The mindset shift from "What's the answer?" to "Help me find the answer" sounds subtle. In practice, it changes everything.

Implementation Prompts

Here's the actual instruction I use:

Before answering questions that involve decisions, strategy, positioning, or choices, briefly check: "This feels like a strategic question. Do you want me to help you think it through, or just give you my best answer?" When to check: business decisions, content strategy, trade-offs with no obvious right answer, anything where I say "should I..." or "what do you think about..." When to skip: factual answers, syntax questions, looking things up.

You can add this to custom instructions in ChatGPT, to your CLAUDE.md file for Claude Code, or simply paste it at the start of a conversation.

The Capability AI Can't Replace

The difference between using AI as an answer engine and using it as a thinking partner isn't just about getting better outputs. It's about becoming a better thinker.

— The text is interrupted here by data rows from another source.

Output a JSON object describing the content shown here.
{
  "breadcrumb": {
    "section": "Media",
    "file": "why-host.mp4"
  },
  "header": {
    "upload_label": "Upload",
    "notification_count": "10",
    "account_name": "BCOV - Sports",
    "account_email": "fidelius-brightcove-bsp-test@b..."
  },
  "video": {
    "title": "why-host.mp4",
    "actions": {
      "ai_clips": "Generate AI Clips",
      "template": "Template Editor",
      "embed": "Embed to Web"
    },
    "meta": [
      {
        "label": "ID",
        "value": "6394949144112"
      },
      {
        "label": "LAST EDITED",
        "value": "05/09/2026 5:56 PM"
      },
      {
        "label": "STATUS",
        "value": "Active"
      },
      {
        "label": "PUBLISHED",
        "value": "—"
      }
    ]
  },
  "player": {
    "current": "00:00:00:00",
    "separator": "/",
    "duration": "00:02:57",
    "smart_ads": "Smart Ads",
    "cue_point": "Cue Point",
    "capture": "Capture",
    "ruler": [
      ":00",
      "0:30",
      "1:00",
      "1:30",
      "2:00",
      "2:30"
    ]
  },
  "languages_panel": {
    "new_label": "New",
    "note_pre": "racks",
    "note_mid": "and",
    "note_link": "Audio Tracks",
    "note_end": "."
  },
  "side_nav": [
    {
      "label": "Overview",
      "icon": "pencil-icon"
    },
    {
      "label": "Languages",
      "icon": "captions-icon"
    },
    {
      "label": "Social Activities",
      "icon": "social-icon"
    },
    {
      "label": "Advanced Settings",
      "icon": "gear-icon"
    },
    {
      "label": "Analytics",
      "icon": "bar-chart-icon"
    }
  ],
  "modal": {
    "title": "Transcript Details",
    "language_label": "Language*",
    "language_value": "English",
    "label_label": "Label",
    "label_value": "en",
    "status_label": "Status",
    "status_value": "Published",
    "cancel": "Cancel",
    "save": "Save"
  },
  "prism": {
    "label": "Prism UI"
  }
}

Roger Martin makes a distinction borrowed from Aristotle: there's the part of the world where things cannot be other than they are (science, where the pen will always drop), and the part where things can be other than they are (strategy, where imagination creates new possibilities).

In the scientific part, answers work. In the strategic part, you need judgment, imagination, and the ability to construct compelling arguments for possibilities that don't yet exist.

AI can give you the modal answer to any question. What it can't give you is the capacity to think well about questions that don't have answers yet.

That capacity develops through use. Atrophies through disuse.

The choice isn't whether to use AI. It's whether you're using it to become more capable, or less.